Shipman was jailed in January at Preston Crown Court for the murder of 15 of his women patients by lethal injection of diamorphine.

The CPS has decided not to proceed with charges on the 23 suspected victims because the serial killer GP from Hyde, Greater Manchester, could not be guaranteed a fair trial.

Mr Pollard said he decided to write to the Home Secretary after speaking at length to the investigating officers about the outstanding deaths.

During the course of the investigation into the deaths of Shipman's patients, he had ordered a number of exhumations to take place. Nine of those formed the basis of charges against the GP.

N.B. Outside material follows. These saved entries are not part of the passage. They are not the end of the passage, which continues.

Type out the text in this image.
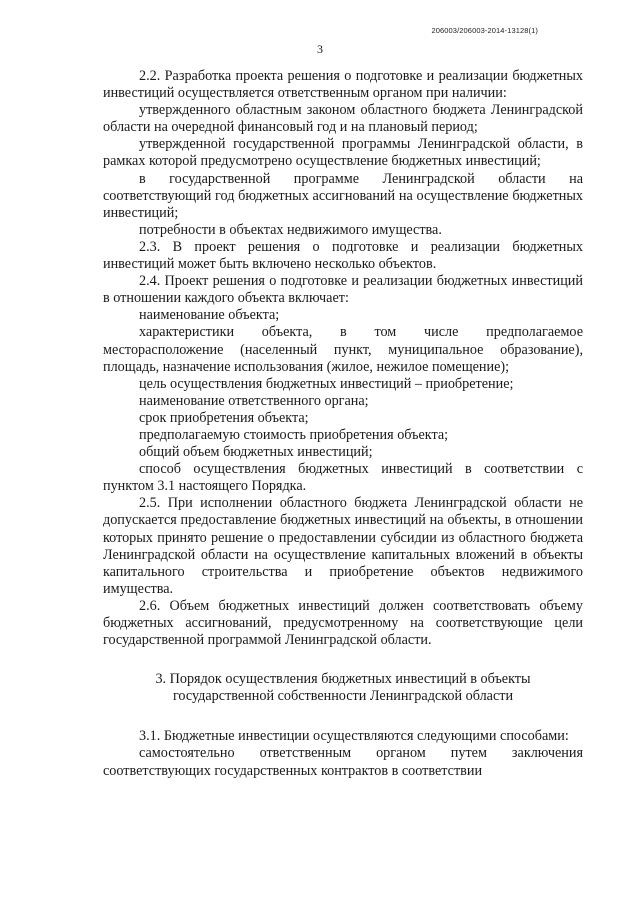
206003/206003-2014-13128(1)
3

2.2. Разработка проекта решения о подготовке и реализации бюджетных инвестиций осуществляется ответственным органом при наличии:

утвержденного областным законом областного бюджета Ленинградской области на очередной финансовый год и на плановый период;

утвержденной государственной программы Ленинградской области, в рамках которой предусмотрено осуществление бюджетных инвестиций;

в государственной программе Ленинградской области на соответствующий год бюджетных ассигнований на осуществление бюджетных инвестиций;

потребности в объектах недвижимого имущества.

2.3. В проект решения о подготовке и реализации бюджетных инвестиций может быть включено несколько объектов.

2.4. Проект решения о подготовке и реализации бюджетных инвестиций в отношении каждого объекта включает:

наименование объекта;

характеристики объекта, в том числе предполагаемое месторасположение (населенный пункт, муниципальное образование), площадь, назначение использования (жилое, нежилое помещение);

цель осуществления бюджетных инвестиций – приобретение;

наименование ответственного органа;

срок приобретения объекта;

предполагаемую стоимость приобретения объекта;

общий объем бюджетных инвестиций;

способ осуществления бюджетных инвестиций в соответствии с пунктом 3.1 настоящего Порядка.

2.5. При исполнении областного бюджета Ленинградской области не допускается предоставление бюджетных инвестиций на объекты, в отношении которых принято решение о предоставлении субсидии из областного бюджета Ленинградской области на осуществление капитальных вложений в объекты капитального строительства и приобретение объектов недвижимого имущества.

2.6. Объем бюджетных инвестиций должен соответствовать объему бюджетных ассигнований, предусмотренному на соответствующие цели государственной программой Ленинградской области.

3. Порядок осуществления бюджетных инвестиций в объекты государственной собственности Ленинградской области

3.1. Бюджетные инвестиции осуществляются следующими способами:

самостоятельно ответственным органом путем заключения соответствующих государственных контрактов в соответствии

Greater Manchester Police began to investigate bespectacled Shipman, 54, in March 1998, six months before his eventual arrest, after concerns were raised by a GP from a neighbouring practice in Hyde, Greater Manchester.

But he was not interviewed and police failed to establish anything more than "rumour and tittle-tattle".

He eventually tripped himself up after forging the £386,000 will of Kathleen Grundy, 81, a former mayoress of Hyde. The forgery, which came to light after Mrs Grundy's death, aroused the suspicions of her daughter, a lawyer.

The father-of-four was arrested on September 7 1998 and eventually charged with murdering 15 women who were patients - most of them were elderly - of his one-man practice on Market Street, and with forging Mrs Grundy's will.